WEBSITE: adampolter.com
What will your top priorities as mayor be, if elected?
My top priority is kicking fentanyl out of Carrollton as this drug, and other opioids, have taken the lives of too many of Carrollton’s children. This is also part of my public safety priority. We need to right-size our police department, address those issues that are limiting our ability to recruit and retain officers, and better leverage available technology to keep Carrollton safe.
Another top priority is combatting the rising cost of living in Carrollton. This includes addressing Carrollton’s failure to create new affordable housing units when opportunities have arisen. This includes maximizing the value of Carrollton’s public transportation partnership with DART and reviewing new options with DCTA. This also requires establishing a property valuation cap for seniors and those on fixed incomes so that we are not taxing them out of the homes that they have lived in for one or more generations.
Finally, Carrollton needs to modernize and shake itself free of the stagnation and status quo! We’re surviving when we should be thriving. In these competitive times, we need to take bolder, more innovative steps when it comes to economic development, redevelopment, diversity and inclusion, arts and culture, and curating an identity that will help Carrollton compete.
What do you think is the biggest issue facing Carrollton residents today?
This is too important to guess at, thus my team has actually polled Carrollton’s voters regarding their top concerns. Their top issue, consistently, is public safety. As is the case in most cities, public safety is the single largest budgetary item, which tells you that this has to be the number one priority for most cities, Carrollton included. For starters, Carrollton has been short-handed by more than 20 officers for years, and we are operating at a level of 11.1 officers per 10K resident when, according to the FBI, a city of our size averages 15.9 officers per 10K residents.
To get us where we need to be staffing wise, we need to retain our trained officers by reviewing our pay scales and benefits packages, and we need to become more innovative in our approach to recruiting. Put bluntly, the concept of trying to do more with less simply cannot be applied to public safety. We need greater redundancy, overlapping beats, officers available to patrol our parks and our streets, and we need to maximize the benefits of technology such as the Flock cameras to help us detect, deter and to solve crimes and keep Carrollton safe.
Why are you the best person to lead Carrollton?
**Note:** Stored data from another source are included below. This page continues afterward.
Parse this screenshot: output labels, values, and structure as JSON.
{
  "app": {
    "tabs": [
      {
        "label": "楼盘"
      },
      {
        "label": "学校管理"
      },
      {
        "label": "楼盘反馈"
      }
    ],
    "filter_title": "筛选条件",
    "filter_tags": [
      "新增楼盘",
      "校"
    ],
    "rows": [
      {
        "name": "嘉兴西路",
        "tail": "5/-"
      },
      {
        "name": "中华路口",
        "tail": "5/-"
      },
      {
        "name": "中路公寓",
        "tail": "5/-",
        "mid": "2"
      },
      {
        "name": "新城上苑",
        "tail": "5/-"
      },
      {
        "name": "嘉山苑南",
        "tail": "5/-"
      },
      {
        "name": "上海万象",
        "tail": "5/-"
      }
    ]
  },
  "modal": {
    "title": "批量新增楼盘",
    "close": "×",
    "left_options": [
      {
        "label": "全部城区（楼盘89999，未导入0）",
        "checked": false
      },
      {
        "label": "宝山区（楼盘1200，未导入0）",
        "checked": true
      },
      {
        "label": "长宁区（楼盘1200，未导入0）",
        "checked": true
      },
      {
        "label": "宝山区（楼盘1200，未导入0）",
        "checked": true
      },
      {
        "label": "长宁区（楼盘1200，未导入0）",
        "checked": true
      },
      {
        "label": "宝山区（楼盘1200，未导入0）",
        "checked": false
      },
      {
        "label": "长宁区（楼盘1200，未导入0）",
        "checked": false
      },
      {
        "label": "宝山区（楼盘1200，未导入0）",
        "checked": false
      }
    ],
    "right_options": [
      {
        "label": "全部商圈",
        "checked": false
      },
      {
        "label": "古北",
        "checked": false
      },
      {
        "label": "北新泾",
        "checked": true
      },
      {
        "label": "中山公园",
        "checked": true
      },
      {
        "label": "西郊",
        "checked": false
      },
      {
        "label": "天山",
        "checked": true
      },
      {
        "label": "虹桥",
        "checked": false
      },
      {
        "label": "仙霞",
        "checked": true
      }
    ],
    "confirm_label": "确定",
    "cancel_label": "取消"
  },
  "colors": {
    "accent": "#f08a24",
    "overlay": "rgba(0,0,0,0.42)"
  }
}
Courage. Courage, sadly, is something I’ve seen missing from the Carrollton City Council for the two-and-a-half years that I have been serving. I’ve very rarely seen council members, or the mayor, stand up for what they believed was right for the city, when doing so meant they might end up in the minority. I’m proud that in my time on council, I’ve registered more votes in the minority than any former or current council member. As mayor, I would encourage this level of autonomy and zealous advocacy from our council members. I would make it safe for them to vote in opposition and vote their conscience.
I also bring a history of service, volunteering hundreds of hours with Metrocrest Services, Denton County COVID vaccine clinics, Denton County disaster response, with the Children’s Advocacy Center, and others. Unlike my opponent, I have learned directly about the issues that matter to Carrollton’s residents because that is what is required to best serve our city. If this resembles what you expect from your elected leaders, please go to https://adampolter.com and support this campaign as the results of this election will have ramifications throughout Denton County. Don’t sit this one out! Thank you!
Young Sung
Sung did not respond to multiple inquiries from the Denton Record-Chronicle. This data is pulled from public records and Sung’s campaign website.
EDUCATION (university, year graduated, degree): Bachelor’s degree in business management at Tennessee's Maryville College, MBA from LeTourneau University. Sung pursued legal studies at USC.
PROFESSIONAL EXPERIENCE: Sung is a licensed real estate broker and certified court interpreter and mediator.